What is Cancer Associated Malnutrition?
Malnutrition in cancer patients, known as Cancer-Associated Malnutrition or CAM for short, is a serious condition that is characterized by significant weight loss and the lack of sufficient nutrients that are needed for patients to function normally. CAM can result from cancer itself and/or from the cancer treatments aiming to eradicate the tumor. CAM’s progression is controlled by the tumor, so it often makes patients weaker and more susceptible to infection and tumor side effects. This is why preventive measures to address CAM are often an integral part of a holistic strategy to treat cancer.
How is CAM different than malnutrition?
CAM differs from malnutrition in that they have different causes, and also affect the nutritional makeup of patients in different ways.
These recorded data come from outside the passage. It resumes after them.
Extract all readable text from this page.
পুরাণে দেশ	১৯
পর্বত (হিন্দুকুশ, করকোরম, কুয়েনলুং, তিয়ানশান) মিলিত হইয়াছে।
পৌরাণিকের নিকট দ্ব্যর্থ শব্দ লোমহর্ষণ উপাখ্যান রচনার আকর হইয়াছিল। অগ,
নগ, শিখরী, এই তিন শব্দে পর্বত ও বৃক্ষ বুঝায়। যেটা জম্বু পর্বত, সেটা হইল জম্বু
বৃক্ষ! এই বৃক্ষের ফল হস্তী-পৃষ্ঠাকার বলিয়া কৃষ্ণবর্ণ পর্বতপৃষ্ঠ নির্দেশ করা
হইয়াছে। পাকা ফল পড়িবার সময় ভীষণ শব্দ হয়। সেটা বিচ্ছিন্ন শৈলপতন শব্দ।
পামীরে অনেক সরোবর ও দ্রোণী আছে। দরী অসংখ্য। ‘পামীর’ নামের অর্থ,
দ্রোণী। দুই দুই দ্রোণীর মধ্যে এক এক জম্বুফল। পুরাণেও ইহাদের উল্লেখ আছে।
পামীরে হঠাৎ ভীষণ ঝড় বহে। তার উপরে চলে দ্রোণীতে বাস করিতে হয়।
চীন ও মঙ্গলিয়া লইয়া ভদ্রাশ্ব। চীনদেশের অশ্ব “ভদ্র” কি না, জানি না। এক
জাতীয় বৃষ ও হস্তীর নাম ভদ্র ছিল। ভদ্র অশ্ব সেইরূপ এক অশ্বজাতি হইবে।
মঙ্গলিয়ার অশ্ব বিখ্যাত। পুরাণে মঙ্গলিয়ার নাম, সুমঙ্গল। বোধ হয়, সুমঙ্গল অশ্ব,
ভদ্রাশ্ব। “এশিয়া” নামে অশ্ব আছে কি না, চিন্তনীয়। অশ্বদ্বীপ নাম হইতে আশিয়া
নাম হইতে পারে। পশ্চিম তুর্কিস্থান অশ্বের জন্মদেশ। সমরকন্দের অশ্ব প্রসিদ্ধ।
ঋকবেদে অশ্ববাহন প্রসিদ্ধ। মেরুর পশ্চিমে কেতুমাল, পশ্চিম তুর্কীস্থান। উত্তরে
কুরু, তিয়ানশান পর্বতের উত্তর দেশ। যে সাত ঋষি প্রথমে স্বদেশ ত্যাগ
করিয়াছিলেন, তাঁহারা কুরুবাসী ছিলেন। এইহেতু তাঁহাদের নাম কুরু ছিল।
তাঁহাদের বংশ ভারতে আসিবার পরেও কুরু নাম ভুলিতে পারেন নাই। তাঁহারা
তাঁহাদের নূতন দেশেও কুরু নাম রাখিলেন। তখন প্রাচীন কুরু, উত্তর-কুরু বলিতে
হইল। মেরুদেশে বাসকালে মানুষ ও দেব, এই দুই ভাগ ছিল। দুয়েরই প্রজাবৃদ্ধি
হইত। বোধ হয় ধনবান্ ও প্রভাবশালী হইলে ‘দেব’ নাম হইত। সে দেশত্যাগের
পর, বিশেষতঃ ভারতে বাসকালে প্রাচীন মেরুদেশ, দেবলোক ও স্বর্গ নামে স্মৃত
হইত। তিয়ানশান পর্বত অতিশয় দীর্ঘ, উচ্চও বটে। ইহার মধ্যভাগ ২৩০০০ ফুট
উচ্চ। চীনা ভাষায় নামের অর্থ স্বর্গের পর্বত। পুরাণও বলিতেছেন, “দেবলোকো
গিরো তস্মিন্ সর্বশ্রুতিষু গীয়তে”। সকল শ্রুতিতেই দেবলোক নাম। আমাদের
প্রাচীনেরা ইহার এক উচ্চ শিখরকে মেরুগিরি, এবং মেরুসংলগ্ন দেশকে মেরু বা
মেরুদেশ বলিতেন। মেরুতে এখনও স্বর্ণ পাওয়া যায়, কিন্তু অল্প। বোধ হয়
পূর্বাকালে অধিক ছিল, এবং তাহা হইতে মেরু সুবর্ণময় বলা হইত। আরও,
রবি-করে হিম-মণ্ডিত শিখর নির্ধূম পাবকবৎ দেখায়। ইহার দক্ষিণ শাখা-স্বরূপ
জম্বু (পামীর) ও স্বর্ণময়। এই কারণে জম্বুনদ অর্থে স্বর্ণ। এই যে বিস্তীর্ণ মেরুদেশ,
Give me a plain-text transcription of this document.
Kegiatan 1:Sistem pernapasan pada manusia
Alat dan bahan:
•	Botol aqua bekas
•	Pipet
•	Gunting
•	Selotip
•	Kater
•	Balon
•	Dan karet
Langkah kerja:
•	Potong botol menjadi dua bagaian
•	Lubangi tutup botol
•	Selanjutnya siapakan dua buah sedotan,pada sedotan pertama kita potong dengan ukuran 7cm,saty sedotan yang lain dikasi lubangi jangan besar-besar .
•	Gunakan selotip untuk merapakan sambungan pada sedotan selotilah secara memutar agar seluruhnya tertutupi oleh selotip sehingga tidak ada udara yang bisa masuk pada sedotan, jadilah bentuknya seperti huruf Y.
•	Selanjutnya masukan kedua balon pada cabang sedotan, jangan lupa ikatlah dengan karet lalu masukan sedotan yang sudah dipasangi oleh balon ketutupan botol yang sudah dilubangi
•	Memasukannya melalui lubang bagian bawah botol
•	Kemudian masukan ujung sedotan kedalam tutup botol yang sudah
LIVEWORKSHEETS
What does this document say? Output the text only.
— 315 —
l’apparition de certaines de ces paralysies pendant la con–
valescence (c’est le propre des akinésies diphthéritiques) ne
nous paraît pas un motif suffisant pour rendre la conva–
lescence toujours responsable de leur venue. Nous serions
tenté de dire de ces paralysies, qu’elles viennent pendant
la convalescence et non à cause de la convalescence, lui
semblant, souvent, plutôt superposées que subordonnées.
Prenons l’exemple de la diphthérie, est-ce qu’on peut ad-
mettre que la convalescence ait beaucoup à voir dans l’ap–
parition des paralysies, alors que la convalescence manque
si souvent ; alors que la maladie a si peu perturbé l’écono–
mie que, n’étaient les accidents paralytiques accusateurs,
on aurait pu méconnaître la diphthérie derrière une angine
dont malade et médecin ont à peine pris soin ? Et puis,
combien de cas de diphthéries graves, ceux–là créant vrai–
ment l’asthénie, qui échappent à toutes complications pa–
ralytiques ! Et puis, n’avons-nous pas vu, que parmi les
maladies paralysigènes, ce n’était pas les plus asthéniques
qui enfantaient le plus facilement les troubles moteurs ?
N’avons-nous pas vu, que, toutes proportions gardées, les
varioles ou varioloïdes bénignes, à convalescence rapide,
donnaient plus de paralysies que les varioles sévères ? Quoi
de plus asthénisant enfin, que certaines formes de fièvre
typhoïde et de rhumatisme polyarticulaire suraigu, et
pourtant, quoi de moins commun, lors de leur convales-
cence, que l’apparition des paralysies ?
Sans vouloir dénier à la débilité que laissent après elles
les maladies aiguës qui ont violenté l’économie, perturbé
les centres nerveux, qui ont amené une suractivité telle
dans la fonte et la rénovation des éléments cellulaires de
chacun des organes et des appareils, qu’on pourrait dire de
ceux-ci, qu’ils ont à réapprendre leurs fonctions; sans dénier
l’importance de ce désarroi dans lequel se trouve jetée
While normal malnutrition develops from a lack of sufficient amounts and types of nutrients to the body, CAM goes beyond this type of starvation. Because CAM can result from the effects of the tumor, such as metabolic alterations or by anticancer treatment side effects, it can be very dangerous and difficult to treat.
A key difference between malnutrition and CAM is how they deplete nutrients in the body. Malnutrition is typically defined as a loss of energy, protein and fat stores that significantly affect body tissue and organ function. Malnourished patients will first lose body fat stores without a significant loss of muscle mass. This does not happen when patients have CAM.
CAM patients will lose muscle mass resulting in protein degradation, as well as several other symptoms that affect both psychological and physical processes (Argiles). Other indications include altered metabolic functions, a sense of satiety before consuming enough nutrients, lowered food intake, damaged immune system, and dangerous lean muscle mass loss (Meyenfeldt). Cachexia is a specific form of CAM that occurs mostly in patients whose disease is in an advanced stage. Overall, CAM is more complex than malnutrition, and cannot be fixed simply by eating.
Factors that Affect Metabolism in CAM
A cancerous tumor not only affects a patient’s metabolism as it competes with the tumor for resources, but it also alters how it digests macronutrients. There is a link between how much energy a patient uses on a daily basis, and weight loss in cancer patients because the tumor and patient compete for nutrients that contributes to starvation. The presence of a tumor also causes the metabolism to break down nutrients differently. For example, muscle atrophy can occur when more proteins are being broken down to create a primary energy source.
Another factor that affects CAM is related to tumor secretions because they induce skeletal muscle breakdown. Lipolysis, or the breakdown of fats, can also occur. These are examples of how the body’s normal functions are altered by cancer during its progression.
How Cancer Treatments Can Lead to Anorexia and Other Food Aversions
Different surgery requiring resections of the oral, esophageal, and gastrointestinal tract, can cause the side effect of decreased food intake (Cutsem & Arends) for the patient. Reduced taste sensitivity is also very common in surgeries involving the tongue, taste buds, and saliva glands from the alterations in the thickness of the saliva, and the olfactory nerve, which affects the sense of smell (Cutsem & Arends).
Chemotherapy can have many dangerous and perpetuating consequences based on the location and length of treatment. Taste and smell changes and aversions are common; changing appetite and taste cause a decrease in pleasure from food, limiting the number of nutrients a patient consumes. Chemotherapy consequences increase when treating areas in the gastrointestinal tract. Mucositis, which is the painful inflammation and ulceration of the lining of the digestive tract, can occur anywhere along the digestive tract, causing lesions (Cutsem & Arends). An array of other side effects such as nausea, vomiting, constipation, early satiety, and bloating all affect the digestive system and create physical and mental aversions to food intake.
Similar to chemotherapy, radiotherapy contributes to CAM depends on the location and length of time treating the tumor. The gastrointestinal mucus is very vulnerable to radiation because it has a toxic effect on the microvilli of the GI mucus (Cutsem & Arends). This makes digestion of valuable nutrients more difficult on both a comfort and functionality level. Radiation can harm sensory aspects of eating, such as taste buds on the tongue, by reducing secretion of and altering the thickness of saliva. Overall, the location of the radiation affects the aspects of food intake related to that location.
CAM is caused by many different factors stemming from a wide variety of areas in cancer and its treatment. It is important to reiterate the cyclical nature of this disease and how dangerous it can be if proper treatment for CAM is not integrated as part of the whole treatment plan for a cancer patient.